60th Indian Pharmaceutical Congress PA-219 (2008). HPTLC of rosuvastatin calcium on silica gel with toluene - ethyl acetate - formic acid 9:7:1. Quantitative determination by absorbance measurement at 254 nm. The hRf value was 32. The method was linear in the range of 100-100 ng/spot, recovery was 99.7 %.

J. Planar Chromatogr. 22, 425-428 (2009). HPTLC of olmesartan medoxomil and hyrochlorothiazide on silica gel, prewashed with methanol, with chloroform - methanol - toluene 6:4:5 in a twin trough chamber saturated for 15 min. Quantitative determination by absorbance measurement at 258 nm.

J. Planar Chromatogr. 22, 405-410 (2009). TLC of hydrochlorothiazide, triamterene, furosemide, and spironolactone on silica gel with hexane - ethyl acetate - methanol - water - acetic acid 42:40:15:2:1 with chamber saturation. Quantitative determination by absorbance measurement at 264 nm. The limit of detection for the different compounds was between 22 and 150 ng/band, and the limit of quantification was between 68 and 450 ng/band.

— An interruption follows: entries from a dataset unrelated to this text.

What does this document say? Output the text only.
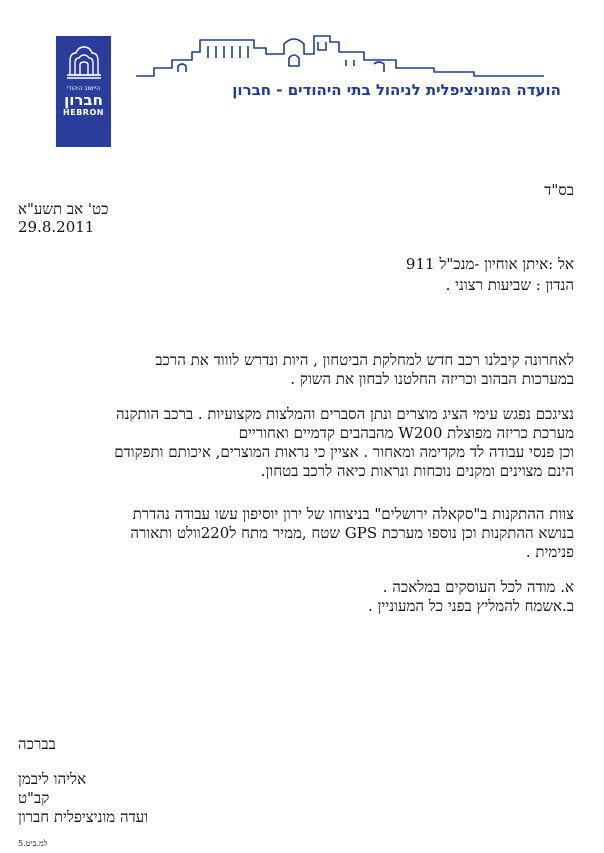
היישוב היהודי
חברון
HEBRON
הועדה המוניציפלית לניהול בתי היהודים - חברון
בס"ד
כט' אב תשע"א
29.8.2011
אל :איתן אוחיון -מנכ"ל 911
הנדון : שביעות רצוני .
לאחרונה קיבלנו רכב חדש למחלקת הביטחון , היות ונדרש לוווד את הרכב
במערכות הבהוב וכריזה החלטנו לבחון את השוק .
נציגכם נפגש עימי הציג מוצרים ונתן הסברים והמלצות מקצועיות . ברכב הותקנה
מערכת כריזה מפוצלת W200 מהבהבים קדמיים ואחוריים
וכן פנסי עבודה לד מקדימה ומאחור . אציין כי נראות המוצרים, איכותם ותפקודם
הינם מצוינים ומקנים נוכחות ונראות כיאה לרכב בטחון.
צוות ההתקנות ב"סקאלה ירושלים" בניצוחו של ירון יוסיפון עשו עבודה נהדרת
בנושא ההתקנות וכן נוספו מערכת GPS שטח ,ממיר מתח ל220וולט ותאורה
פנימית .
א. מודה לכל העוסקים במלאכה .
ב.אשמח להמליץ בפני כל המעוניין .
בברכה
אליהו ליבמן
קב"ט
ועדה מוניציפלית חברון
למ.ביט.5
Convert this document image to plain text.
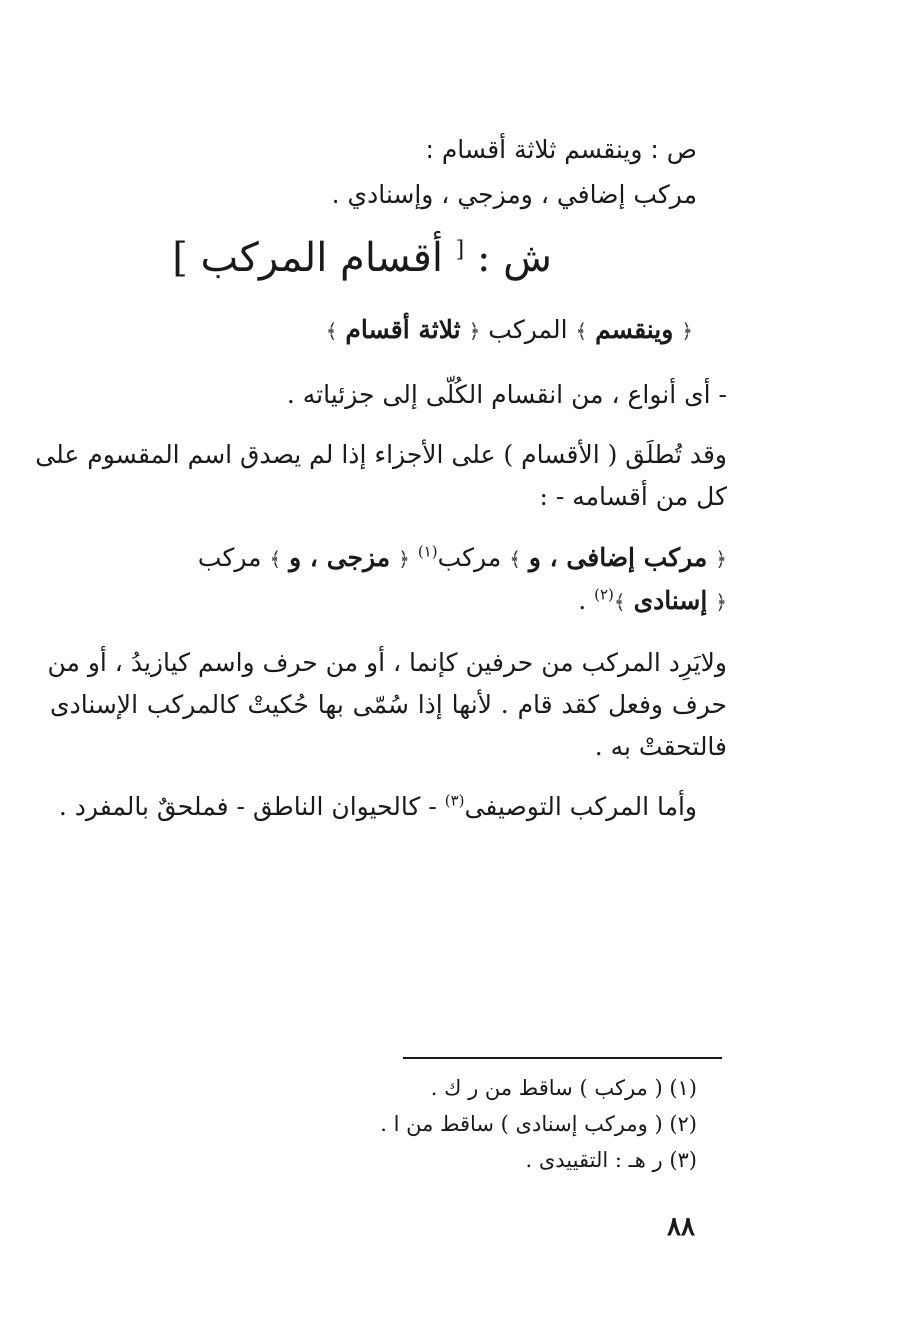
ص : وينقسم ثلاثة أقسام :
مركب إضافي ، ومزجي ، وإسنادي .
ش : [ أقسام المركب ]
﴿ وينقسم ﴾ المركب ﴿ ثلاثة أقسام ﴾
- أى أنواع ، من انقسام الكُلّى إلى جزئياته .
وقد تُطلَق ( الأقسام ) على الأجزاء إذا لم يصدق اسم المقسوم على
كل من أقسامه - :
﴿ مركب إضافى ، و ﴾ مركب$^{(١)}$ ﴿ مزجى ، و ﴾ مركب
﴿ إسنادى ﴾$^{(٢)}$ .
ولايَرِد المركب من حرفين كإنما ، أو من حرف واسم كيازيدُ ، أو من
حرف وفعل كقد قام . لأنها إذا سُمّى بها حُكيتْ كالمركب الإسنادى
فالتحقتْ به .
وأما المركب التوصيفى$^{(٣)}$ - كالحيوان الناطق - فملحقٌ بالمفرد .
(١) ( مركب ) ساقط من ر ك .
(٢) ( ومركب إسنادى ) ساقط من ا .
(٣) ر هـ : التقييدى .
٨٨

Abstract No. F-245, 61st IPC (2009). HPTLC of atorvastatin (AT) calcium, ramipril (RA) and aspirin (AS) on silica gel with benzene - ethyl acetate - toluene - methanol - acetic acid 40:45:10:5:1. Quantitative determination by absorbance measurement at 220 nm. The hRf values were 45, 28 and 72 for AT, RA and AS, respectively. The linearity ranges were 0.5-2.5 µg/band (r2=0.998) for AT, 0.5-2.5 µg/band (r2=0.9978) for RA and 0.75-3.75 µg/band (r2=0.9946) for AS with mean recoveries of 100.3, 99.1 and 98.9 for AT, RA and AS, respectively.

Abstract No. F-252, 61st IPC (2009). HPTLC of tenofovir on silica gel with n-butanol - acetic acid - water 4:1:1. The hRf value was 58. Quantitative determination by absorbance measurement at 260 nm. Linearity was in the range of 120-600 ng/band. The compound was subjected to different stress conditions (acid, alkali, oxidation, photodegradation and thermal) and degradations products were well resolved from the main component.

Abstract No. F-247, 62st IPC (2009). HPTLC of nebivolol HCl and S-amlodipine besylate on silica gel (prewashed with methanol) with chloroform - toluene - methanol - acetic acid 50:20:1. The hRf value was 33 and 48 for S-amlodipine and nebivolol, respectively. Quantitative determination by absorbance measurement at 271 nm. The method was linear in the range of 500-2500 ng/band for nebivolol and 250-1280 ng/band for S-amlodipine, respectively.

J. Planar Chromatogr. 23, 84-86 (2010). TLC of 18 drugs (6 antibiotics [benzyl-penicillin procaine, benzyl-penicillin potassium, penicillic acid, tetracycline hydrochloride, oxytetracyline hydrochloride, chlortetracycline hydrochloride], 2 analgesics [aminophenazone, salicylamide], 2 anaesthetics [phenazone, procaine hydrochloride], and one each of anti-rheumatic [penicillamine], anti-inflammatory [metamizole sodium], antitussive [codeine phosphate], broncholytic [aminophylline], spasmolytic [papaverine hydrochloride], hypnotic [phenobarbital], sympathomimetic [ephedrine hydrochloride] and vitamin [ascorbic acid] drugs) on silica gel with butanol - anhydrous acetic acid - water 3:1:1. Detection by spraying with 10 mL each of a solution of (A) 0.25 g titanum dioxide in 0.1 mol/L potassium permanganate, (B) 0.25 g titanium dioxide in 1.0 mol/L potassium iodide, (C) 0.25 g titanium dioxide in 1.0 mol/L potassium bromide, which was the best (most sensitive) one, and (D) 0.25 g titanium dioxide in 1.0 mol/L potassium chloride. After spraying with reagents C and D, plates were illuminated for 10 min, sprayed with 0.1 mol/L silver nitrate solution and illuminated again for 3 min. In all experiments the TLC plates were illuminated by use of UV lamps with the radiation at 366 nm. LODs for most of the drugs studied were in the range 0.2-0.5 µg/spot.